International Grade Conversion Tool

Convert grades from 30+ countries to US GPA or ECTS

Select your country and enter your grade on the local scale to get the WES or NACES equivalent US GPA and ECTS grade, covering 30 common source countries for international students applying abroad. It runs free in your browser on Gera Tools, with nothing uploaded.

Last updated Source: Gera Tools

Is this conversion officially accepted by universities?

It is a guide based on widely published WES and NACES band tables, not an official evaluation. Most universities require a formal credential evaluation from an approved agency, which this tool can help you anticipate but does not replace.

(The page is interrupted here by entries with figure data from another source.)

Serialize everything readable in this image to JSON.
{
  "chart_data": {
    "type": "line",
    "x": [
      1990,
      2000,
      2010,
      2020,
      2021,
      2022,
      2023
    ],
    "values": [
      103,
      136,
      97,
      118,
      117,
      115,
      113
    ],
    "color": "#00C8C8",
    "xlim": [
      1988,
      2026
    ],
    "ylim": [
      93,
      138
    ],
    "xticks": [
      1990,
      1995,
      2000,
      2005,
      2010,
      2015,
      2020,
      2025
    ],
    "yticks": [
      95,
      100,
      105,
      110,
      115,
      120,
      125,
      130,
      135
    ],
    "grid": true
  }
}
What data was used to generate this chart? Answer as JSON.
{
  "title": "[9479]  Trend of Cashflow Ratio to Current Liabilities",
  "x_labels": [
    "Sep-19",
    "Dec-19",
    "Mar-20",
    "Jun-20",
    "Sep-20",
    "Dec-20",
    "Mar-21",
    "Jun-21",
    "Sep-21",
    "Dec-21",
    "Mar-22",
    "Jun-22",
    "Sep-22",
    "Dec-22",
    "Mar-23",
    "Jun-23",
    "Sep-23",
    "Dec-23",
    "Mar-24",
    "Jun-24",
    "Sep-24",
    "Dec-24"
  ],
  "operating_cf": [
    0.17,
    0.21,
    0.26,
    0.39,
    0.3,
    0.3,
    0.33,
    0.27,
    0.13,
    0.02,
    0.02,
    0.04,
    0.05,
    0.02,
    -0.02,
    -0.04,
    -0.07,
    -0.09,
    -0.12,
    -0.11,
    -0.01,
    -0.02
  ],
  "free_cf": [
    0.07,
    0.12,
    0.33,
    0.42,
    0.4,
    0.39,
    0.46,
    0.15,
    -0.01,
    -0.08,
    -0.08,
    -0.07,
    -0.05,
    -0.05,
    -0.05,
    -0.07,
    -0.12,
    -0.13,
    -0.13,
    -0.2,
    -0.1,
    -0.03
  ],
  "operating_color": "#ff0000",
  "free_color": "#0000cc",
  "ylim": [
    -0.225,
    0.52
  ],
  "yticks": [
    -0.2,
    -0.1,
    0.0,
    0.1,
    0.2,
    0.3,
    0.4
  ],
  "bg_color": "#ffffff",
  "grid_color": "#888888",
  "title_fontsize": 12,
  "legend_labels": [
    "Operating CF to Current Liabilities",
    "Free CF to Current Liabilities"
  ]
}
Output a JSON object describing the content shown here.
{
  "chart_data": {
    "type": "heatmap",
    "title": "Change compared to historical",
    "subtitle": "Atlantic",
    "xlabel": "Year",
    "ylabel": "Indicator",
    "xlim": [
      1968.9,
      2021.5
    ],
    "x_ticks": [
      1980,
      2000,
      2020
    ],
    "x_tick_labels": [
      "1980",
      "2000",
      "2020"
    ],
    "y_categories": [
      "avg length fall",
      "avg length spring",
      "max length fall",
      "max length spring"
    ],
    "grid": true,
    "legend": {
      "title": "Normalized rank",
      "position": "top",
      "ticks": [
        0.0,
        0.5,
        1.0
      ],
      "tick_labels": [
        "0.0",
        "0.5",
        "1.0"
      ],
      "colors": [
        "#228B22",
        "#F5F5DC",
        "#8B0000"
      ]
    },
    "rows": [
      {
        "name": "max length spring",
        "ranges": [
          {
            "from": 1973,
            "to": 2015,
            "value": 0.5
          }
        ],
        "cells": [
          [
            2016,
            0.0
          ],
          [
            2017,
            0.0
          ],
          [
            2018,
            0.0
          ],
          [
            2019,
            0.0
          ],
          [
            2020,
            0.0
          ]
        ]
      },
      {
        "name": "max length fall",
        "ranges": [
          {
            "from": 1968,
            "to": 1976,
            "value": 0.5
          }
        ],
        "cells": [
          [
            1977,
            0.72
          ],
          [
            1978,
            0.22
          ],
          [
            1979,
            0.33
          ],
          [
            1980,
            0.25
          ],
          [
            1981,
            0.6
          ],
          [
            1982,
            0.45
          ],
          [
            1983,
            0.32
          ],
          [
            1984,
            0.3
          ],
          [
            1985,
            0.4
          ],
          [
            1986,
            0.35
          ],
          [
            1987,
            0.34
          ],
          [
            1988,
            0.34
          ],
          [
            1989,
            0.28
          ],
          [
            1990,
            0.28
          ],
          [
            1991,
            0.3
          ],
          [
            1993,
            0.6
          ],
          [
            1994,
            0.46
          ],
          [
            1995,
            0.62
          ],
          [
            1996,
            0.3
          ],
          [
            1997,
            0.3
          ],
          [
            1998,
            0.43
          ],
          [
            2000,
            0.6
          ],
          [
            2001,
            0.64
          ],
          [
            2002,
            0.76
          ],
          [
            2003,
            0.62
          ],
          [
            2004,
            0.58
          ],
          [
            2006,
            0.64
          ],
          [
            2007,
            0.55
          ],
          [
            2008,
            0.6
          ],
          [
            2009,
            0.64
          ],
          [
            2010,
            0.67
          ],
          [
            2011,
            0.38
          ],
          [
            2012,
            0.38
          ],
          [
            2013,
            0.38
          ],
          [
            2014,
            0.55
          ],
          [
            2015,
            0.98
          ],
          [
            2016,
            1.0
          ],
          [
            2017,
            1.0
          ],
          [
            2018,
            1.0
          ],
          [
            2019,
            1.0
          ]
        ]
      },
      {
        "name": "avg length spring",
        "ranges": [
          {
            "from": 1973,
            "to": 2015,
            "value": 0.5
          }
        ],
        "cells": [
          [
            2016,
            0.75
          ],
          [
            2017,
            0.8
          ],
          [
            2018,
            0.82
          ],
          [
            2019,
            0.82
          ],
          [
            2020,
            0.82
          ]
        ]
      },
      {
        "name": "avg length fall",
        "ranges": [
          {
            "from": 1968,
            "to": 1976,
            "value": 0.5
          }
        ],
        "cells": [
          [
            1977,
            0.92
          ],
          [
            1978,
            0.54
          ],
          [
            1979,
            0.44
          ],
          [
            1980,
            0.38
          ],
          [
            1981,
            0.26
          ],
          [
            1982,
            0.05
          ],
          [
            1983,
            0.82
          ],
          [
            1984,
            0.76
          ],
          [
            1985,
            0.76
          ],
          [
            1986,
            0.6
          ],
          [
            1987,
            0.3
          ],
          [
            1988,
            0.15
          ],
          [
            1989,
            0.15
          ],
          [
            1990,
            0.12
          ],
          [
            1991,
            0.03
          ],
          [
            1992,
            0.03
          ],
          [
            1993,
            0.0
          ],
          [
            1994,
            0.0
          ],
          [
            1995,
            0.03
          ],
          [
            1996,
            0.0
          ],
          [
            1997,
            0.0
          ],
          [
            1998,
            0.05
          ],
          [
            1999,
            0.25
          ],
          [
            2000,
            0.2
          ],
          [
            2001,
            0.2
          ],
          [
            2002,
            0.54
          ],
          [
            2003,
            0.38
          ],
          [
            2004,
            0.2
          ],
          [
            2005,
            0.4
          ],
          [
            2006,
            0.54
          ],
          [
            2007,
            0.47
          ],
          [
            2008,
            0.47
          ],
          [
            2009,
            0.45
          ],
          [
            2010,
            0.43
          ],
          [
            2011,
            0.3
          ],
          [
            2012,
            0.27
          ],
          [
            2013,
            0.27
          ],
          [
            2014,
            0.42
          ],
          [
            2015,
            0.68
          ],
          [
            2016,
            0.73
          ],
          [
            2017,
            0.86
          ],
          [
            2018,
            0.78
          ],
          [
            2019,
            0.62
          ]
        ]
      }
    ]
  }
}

International transcripts use dozens of incompatible grading scales, from percentages and 10-point marks to British honours classes and German 1-to-5 grades. This tool maps your local grade onto the US 4.0 GPA scale and the European ECTS letter grades using common credential-evaluation band tables.

How it works

Each supported country has a set of grade bands. The tool finds the band your grade falls into and returns the US GPA value and ECTS letter assigned to that band. For numeric scales it compares your number against thresholds; for letter or class scales it matches the label directly.

For example, an Indian percentage of 75 falls in the first-class band, which WES-style tables map to roughly a 3.7 GPA and an ECTS grade of A. A German grade of 2.0 sits near a US 3.3 (B+). The bands are ordered so that a better local grade always maps to an equal or higher GPA within the same country.

Grade systems by region: key differences

India (percentage). Indian universities grade out of 100. First class with distinction is generally 75% and above, first class is 60–74%, second class is 50–59%. WES-style conversions map first class with distinction to roughly 3.7–4.0 GPA. Some universities use a 10-point CGPA, which you convert by multiplying by 10 to get a rough percentage equivalent.

Germany (1–5 scale, inverted). The German system runs from 1.0 (best) to 5.0 (fail), opposite to most other numeric scales. A 1.0 is approximately a 4.0 US GPA; a 2.0 is roughly a 3.3; a 3.0 approximates a 2.7. If you enter a German grade, choose Germany explicitly — entering 2.0 under a generic 10-point system would give a completely wrong result.

United Kingdom (honours classification). UK degrees are classified as First (1st), Upper Second (2:1), Lower Second (2:2), Third, and Pass. A First maps to roughly 3.7–4.0 US GPA; a 2:1 to 3.3–3.7; a 2:2 to 2.7–3.3. Separate A-level grades follow a different mapping.

France (out of 20). French grades run from 0 to 20. A grade of 16–20 is considered très bien (very good); 14–15 is bien; 12–13 is assez bien. WES-style tables map 14 and above to the 3.5–4.0 GPA range.

ECTS in Europe. The ECTS letter scale (A through F) is based on rank distribution rather than absolute percentages — grade A is awarded to the top 10% of passing students. This means the same percentage can be an A in one country and a B in another, depending on the cohort. The tool shows an approximate cross-walk, not an exact equivalence.

Worked examples

  • Indian 78% → First class band → approximately 3.7 GPA / ECTS A–
  • German 1.7 → Very good band → approximately 3.7 GPA / ECTS A–
  • UK 2:1 class → Upper Second band → approximately 3.3–3.7 GPA / ECTS B+
  • French 15/20 → Bien band → approximately 3.5 GPA / ECTS B+

These are guides based on common WES-style tables. Actual evaluations by agencies such as WES, ECE, or SpanTran may differ slightly depending on the institution and methodology.

Tips and notes

Use the exact scale your transcript reports — entering a percentage when your country grades out of 10 will give the wrong band. The GPA shown is the midpoint of a band, so treat it as a guide rather than a precise transcript value. Universities almost always require a formal evaluation from a NACES member such as WES; this tool helps you estimate where you stand before paying for one.